Il punto è che i tre parametri considerati nella ricerca fanno variare molto l’impatto di una carbon tax, nazione per nazione.
«Per esempio, in paesi a reddito molto basso, ben poche persone hanno l’auto o usano combustibili fossili per cucinare e scaldarsi, e alcuni di questi paesi usano anche tante energie rinnovabili, soprattutto idroelettrico e biomassa. In questi casi l’impatto di una carbon tax, sarebbe relativamente lieve».
Al contrario – argomenta Fullerton – ci sono paesi ad alto reddito che non solo consumano tanti combustibili fossili individualmente, ma magari li esportano anche o producono beni ad alta intensità di CO2; questi, anche se ricchi, sarebbero pesantemente svantaggiati da una carbon tax.
«Tra i paesi poveri particolarmente avvantaggiati da una carbon tax, per esempio, ci sarebbe l’Etiopia, che ha una intensità di carbonio nella sua economia quasi nulla. Tra quelli molto svantaggiati, troviamo invece, oltre agli esportatori di petrolio, come la Nigeria, anche chi produce beni per l’export, usando molta energia fossile, come lo Zambia, o chi usa solo fonti fossili per generare elettricità, come Haiti».

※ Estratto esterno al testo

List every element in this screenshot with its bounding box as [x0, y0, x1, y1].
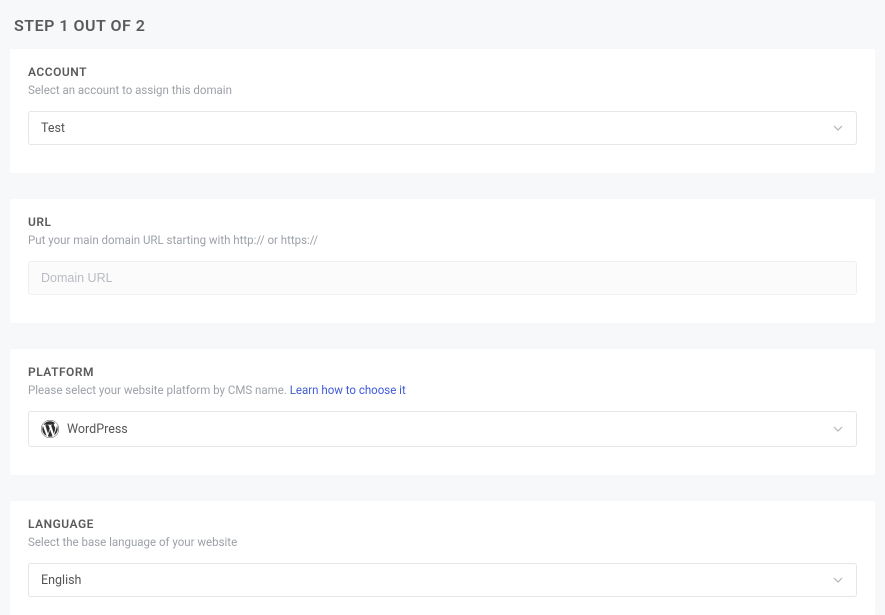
chevron-down-icon	[832, 423, 844, 435]
account-select[interactable]: Test	[28, 111, 857, 145]
wordpress-icon	[41, 420, 59, 438]
language-select[interactable]: English	[28, 563, 857, 597]
url-input[interactable]	[28, 261, 857, 295]
platform-select-value: WordPress	[67, 422, 832, 437]
platform-subtitle: Please select your website platform by C…	[28, 383, 857, 397]
platform-section: PLATFORM Please select your website plat…	[10, 349, 875, 475]
step-title: STEP 1 OUT OF 2	[10, 10, 875, 49]
url-title: URL	[28, 215, 857, 229]
account-title: ACCOUNT	[28, 65, 857, 79]
language-subtitle: Select the base language of your website	[28, 535, 857, 549]
platform-select[interactable]: WordPress	[28, 411, 857, 447]
url-subtitle: Put your main domain URL starting with h…	[28, 233, 857, 247]
account-subtitle: Select an account to assign this domain	[28, 83, 857, 97]
platform-title: PLATFORM	[28, 365, 857, 379]
account-select-value: Test	[41, 121, 832, 136]
language-title: LANGUAGE	[28, 517, 857, 531]
account-section: ACCOUNT Select an account to assign this…	[10, 49, 875, 173]
language-select-value: English	[41, 573, 832, 588]
platform-subtitle-text: Please select your website platform by C…	[28, 383, 290, 397]
language-section: LANGUAGE Select the base language of you…	[10, 501, 875, 615]
url-section: URL Put your main domain URL starting wi…	[10, 199, 875, 323]
learn-link[interactable]: Learn how to choose it	[290, 383, 406, 397]
chevron-down-icon	[832, 122, 844, 134]
chevron-down-icon	[832, 574, 844, 586]
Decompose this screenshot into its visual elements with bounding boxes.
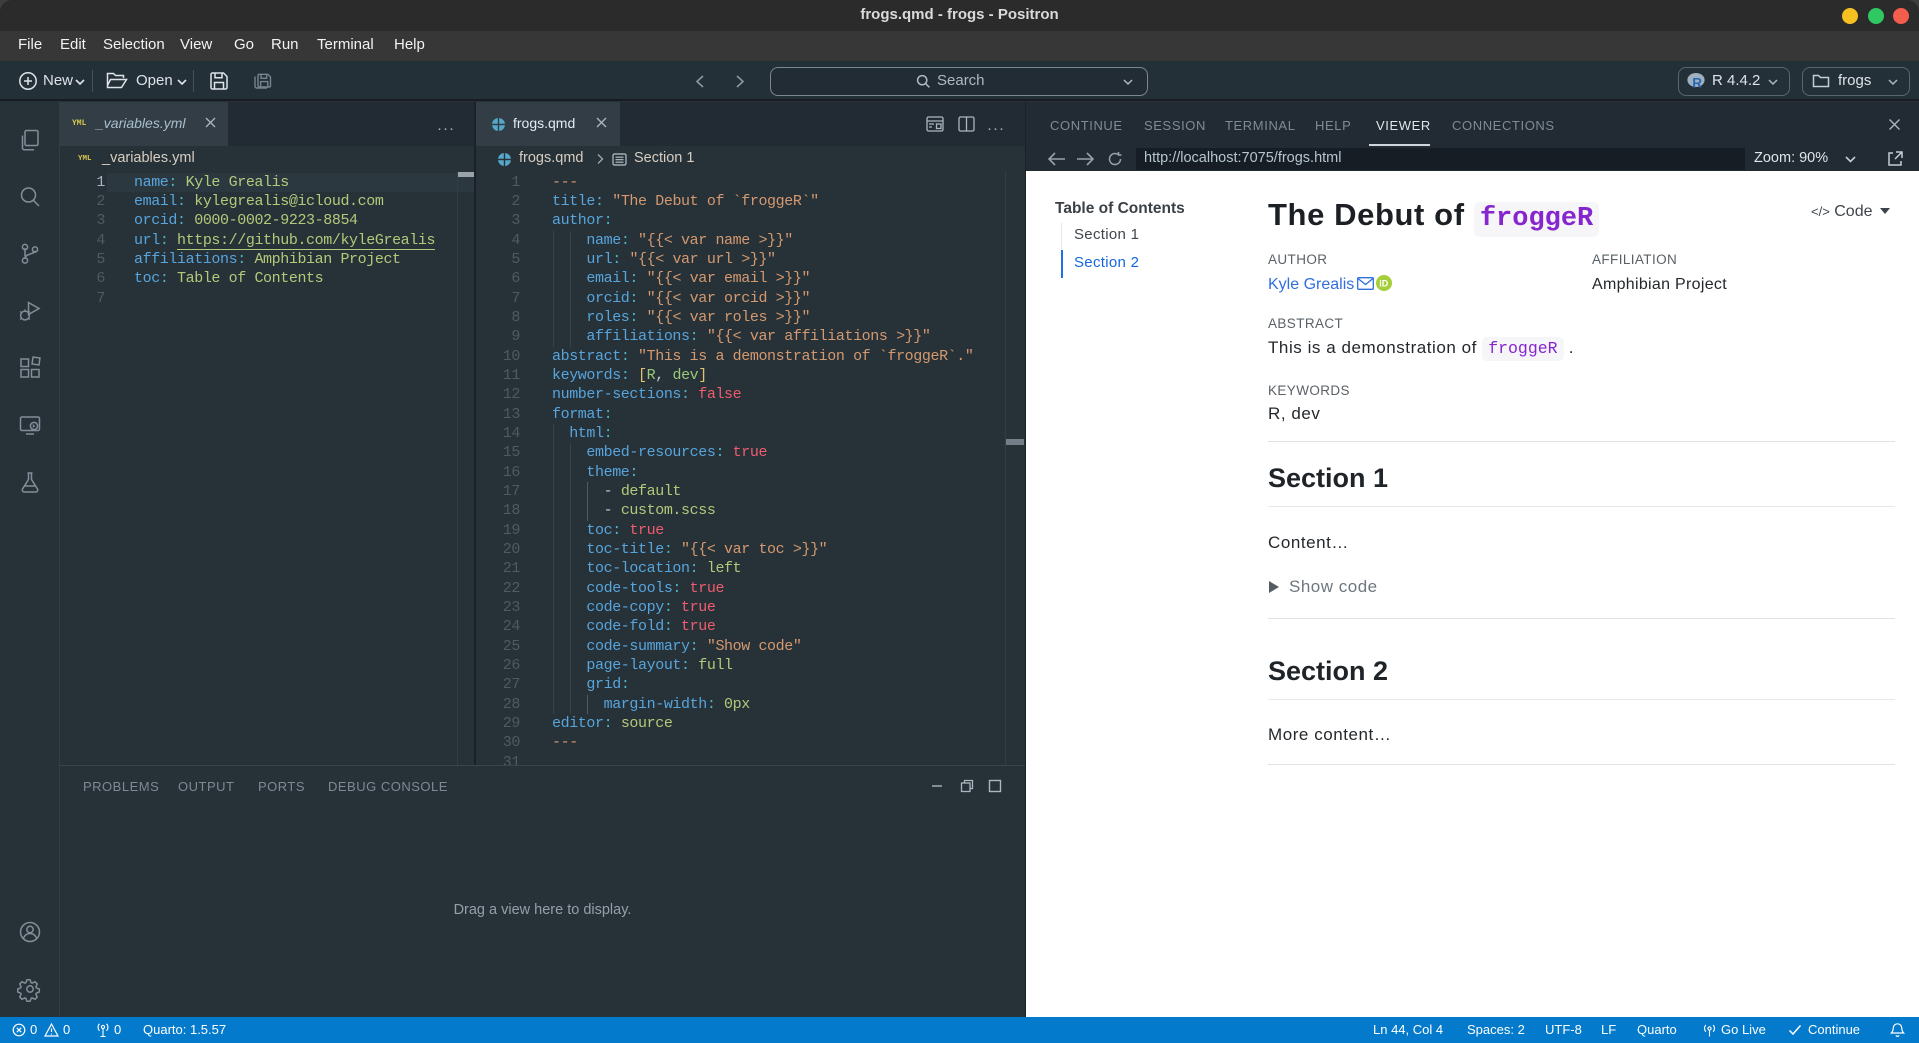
svg-text:R: R [1692,76,1702,91]
svg-text:iD: iD [1379,279,1389,289]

Tra i grandi paesi in via di sviluppo, i cosiddetti Bric, una carbon tax metterebbe in difficoltà Cina e India, che hanno un’economia ad alta intensità di carbonio, e soprattutto la Russia, che oltre a esportare combustibili fossili, ha anche una industria pesante fortemente dipendente da carbone, petrolio e metano. Il vincitore, in quella categoria, sarebbe invece il Brasile che ha un sistema energetico basato fortemente su idroelettrico e biomasse, mentre il suo export non è ad alta intensità energetica.
«Paesi come Brasile o Etiopia non solo avrebbero conseguenze relativamente leggere, ma si troverebbero improvvisamente a essere molto competitivi sul panorama internazionale, attraendo investimenti e sottraendo fette di mercato a quelli che usano più combustibili fossili».
E fra i ricchi, chi guadagnerebbe e chi perderebbe alla lotteria della carbon tax globale?
«A perdere ovviamente in testa ci sarebbero i grandi esportatori di petrolio, tipo Arabia Saudita o Qatar, ma subito dopo quelli che non hanno differenziato le loro fonti con le rinnovabili, che hanno alti consumi energetici procapite e industrie molto energivore, come Usa, Giappone, Polonia, Israele. Subito dopo, fra i più penalizzati, Germania, Gran Bretagna e Italia», elenca Fullerton.
«I più avvantaggiati, invece sarebbero Francia, Svezia, Norvegia, Islanda e Svizzera. Naturalmente pagherebbero anche loro l’aumento dei costi dei combustibili per trasporti e riscaldamento, ma il fatto che le loro industrie, ad alto valore aggiunto e bassa intensità energetica, usino soprattutto elettricità da idroelettrico e nucleare, darebbe loro un notevole aumento netto di competitività».
In questa ottica non è forse un caso che il presidente francese Macron abbia tentato di introdurre un embrione di carbon tax a dicembre, 3 e 6 centesimi su benzina e gasolio, magari sperando di trascinare con il suo esempio il resto del mondo. Peccato che poi abbia dovuto ritirare in fretta e furia per le proteste dei gilet jaune.
«In effetti una carbon tax “pura” rischia di penalizzare i poveri all’interno delle nazioni sviluppate, visto che sono loro, in percentuale, a spendere di più per l’energia; per esempio perché devono fare i pendolari fra periferia e centro. Ma questo effetto può essere compensato da misure per redistribuire gli introiti della carbon tax fra i cittadini a basso reddito».
Questo tipo di redistribuzione, però, sarebbe più complicato da immaginare a livello internazionale, e certo non si può pensare ad “aiuti” verso paesi svantaggiati, come Usa, Cina o Russia.
Una carbon tax, quindi, sovvertirebbe l’ordine economico mondiale, rendendo meno competitivo chi non ha ancora “fatto i compiti” per disintossicare la propria economia dall’uso dei fossili, e più competitivo di chi invece, per lungimiranza o fortuna geografica, li ha già fatti.
Essendoci però nel primo gruppo paesi come Usa, Cina, India o Russia, cioè i “signori” economici, demografici e militari del mondo, aspettarsi che veda mai la luce una carbon tax globale, sembra essere un po’ come attendere l’arrivo di Babbo Natale.